Scientific classification
- Kingdom: Plantae
- Clade: Tracheophytes
- Clade: Angiosperms
- Clade: Eudicots
- Clade: Asterids
- Order: Gentianales
- Family: Rubiaceae
- Genus: Cyclophyllum
- Species: C. multiflorum
- Binomial name: Cyclophyllum multiflorum S.T.Reynolds & R.J.F.Hend.
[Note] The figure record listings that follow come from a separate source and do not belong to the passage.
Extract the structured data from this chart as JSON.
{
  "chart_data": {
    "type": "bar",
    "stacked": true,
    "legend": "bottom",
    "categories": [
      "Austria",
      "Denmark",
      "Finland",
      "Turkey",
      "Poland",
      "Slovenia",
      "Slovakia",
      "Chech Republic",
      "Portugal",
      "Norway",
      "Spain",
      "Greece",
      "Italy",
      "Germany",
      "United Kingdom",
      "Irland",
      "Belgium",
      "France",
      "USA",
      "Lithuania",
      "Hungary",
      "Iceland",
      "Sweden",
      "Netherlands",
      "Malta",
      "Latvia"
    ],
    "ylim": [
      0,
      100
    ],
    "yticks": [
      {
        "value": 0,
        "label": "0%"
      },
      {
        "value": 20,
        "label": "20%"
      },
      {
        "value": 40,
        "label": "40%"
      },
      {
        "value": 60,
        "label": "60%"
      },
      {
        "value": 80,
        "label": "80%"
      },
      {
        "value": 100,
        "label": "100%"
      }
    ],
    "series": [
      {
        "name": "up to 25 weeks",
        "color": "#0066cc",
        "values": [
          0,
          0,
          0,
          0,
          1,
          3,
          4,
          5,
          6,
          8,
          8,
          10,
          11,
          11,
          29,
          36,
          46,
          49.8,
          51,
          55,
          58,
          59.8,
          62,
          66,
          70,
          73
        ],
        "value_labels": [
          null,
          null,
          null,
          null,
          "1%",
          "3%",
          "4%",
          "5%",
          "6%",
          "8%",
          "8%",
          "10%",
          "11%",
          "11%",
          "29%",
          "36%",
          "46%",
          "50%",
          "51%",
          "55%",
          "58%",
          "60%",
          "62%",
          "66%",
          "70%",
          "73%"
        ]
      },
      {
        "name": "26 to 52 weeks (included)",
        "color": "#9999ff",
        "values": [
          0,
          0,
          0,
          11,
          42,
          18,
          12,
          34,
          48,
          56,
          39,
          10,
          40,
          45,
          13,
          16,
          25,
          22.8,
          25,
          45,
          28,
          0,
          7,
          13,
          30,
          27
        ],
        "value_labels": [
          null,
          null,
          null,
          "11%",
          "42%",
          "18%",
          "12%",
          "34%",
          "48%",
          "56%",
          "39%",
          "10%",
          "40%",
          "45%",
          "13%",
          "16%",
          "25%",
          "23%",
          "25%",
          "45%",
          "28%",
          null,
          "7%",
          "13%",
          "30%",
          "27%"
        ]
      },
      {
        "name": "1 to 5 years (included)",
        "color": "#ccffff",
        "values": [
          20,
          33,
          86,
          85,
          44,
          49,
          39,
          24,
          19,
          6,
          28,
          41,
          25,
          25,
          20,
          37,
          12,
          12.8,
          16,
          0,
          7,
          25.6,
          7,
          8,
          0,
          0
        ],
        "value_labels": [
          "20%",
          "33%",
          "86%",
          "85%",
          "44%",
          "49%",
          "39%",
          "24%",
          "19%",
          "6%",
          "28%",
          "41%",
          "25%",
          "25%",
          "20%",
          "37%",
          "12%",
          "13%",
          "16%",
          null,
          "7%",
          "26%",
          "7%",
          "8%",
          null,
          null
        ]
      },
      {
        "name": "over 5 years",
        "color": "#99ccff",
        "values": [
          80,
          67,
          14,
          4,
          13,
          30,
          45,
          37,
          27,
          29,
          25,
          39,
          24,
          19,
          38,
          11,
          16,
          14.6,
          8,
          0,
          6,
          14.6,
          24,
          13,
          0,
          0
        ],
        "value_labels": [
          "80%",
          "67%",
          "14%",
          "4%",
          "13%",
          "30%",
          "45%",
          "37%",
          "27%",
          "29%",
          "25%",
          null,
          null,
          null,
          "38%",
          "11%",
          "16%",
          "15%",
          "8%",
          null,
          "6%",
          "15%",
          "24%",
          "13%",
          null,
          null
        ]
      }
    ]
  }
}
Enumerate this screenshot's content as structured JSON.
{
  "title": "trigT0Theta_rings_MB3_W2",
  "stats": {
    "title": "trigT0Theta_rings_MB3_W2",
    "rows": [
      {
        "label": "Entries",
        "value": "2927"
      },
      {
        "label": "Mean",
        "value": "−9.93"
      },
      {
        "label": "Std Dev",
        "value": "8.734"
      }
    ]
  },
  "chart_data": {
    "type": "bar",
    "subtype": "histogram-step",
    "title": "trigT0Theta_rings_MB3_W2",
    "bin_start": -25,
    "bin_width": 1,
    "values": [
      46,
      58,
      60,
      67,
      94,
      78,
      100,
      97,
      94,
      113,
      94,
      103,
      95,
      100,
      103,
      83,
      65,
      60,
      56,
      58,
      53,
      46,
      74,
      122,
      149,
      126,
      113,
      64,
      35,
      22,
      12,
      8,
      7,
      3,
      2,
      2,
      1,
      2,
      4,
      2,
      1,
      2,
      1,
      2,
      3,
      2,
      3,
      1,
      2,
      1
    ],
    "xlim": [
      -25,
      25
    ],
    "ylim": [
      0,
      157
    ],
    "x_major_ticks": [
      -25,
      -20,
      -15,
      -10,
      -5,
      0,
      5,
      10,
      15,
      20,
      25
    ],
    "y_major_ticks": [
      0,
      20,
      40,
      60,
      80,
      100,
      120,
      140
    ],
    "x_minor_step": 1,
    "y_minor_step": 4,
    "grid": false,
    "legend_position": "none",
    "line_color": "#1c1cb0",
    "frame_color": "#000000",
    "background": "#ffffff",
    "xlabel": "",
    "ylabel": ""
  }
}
= Cyclophyllum multiflorum =

- Authority: S.T.Reynolds & R.J.F.Hend.
- Conservation status: LC

Species of flowering plant

Cyclophyllum multiflorum is a species of plants in the family Rubiaceae found only in northeastern Queensland, Australia. It is a small tree up to 10 m tall with simple leaves arranged in opposite pairs. The inflorescence is a with (usually) 6–9 tubular flowers about 13 mm long and about 8 mm wide at the apex. It is endemic to Queensland and occurs from around Rossville south to around Mount Elliot. It grows in both rainforest and wet sclerophyll forests, often alongside creeks and swamps, at altitudes from near sea level to about 1120 m. It was first described by Australian botanists Sally T. Reynolds and Rodney John Francis Henderson in 2001.

==Conservation==
This species has been assessed to be of least concern by the International Union for Conservation of Nature (IUCN) and under the Queensland Government's Nature Conservation Act.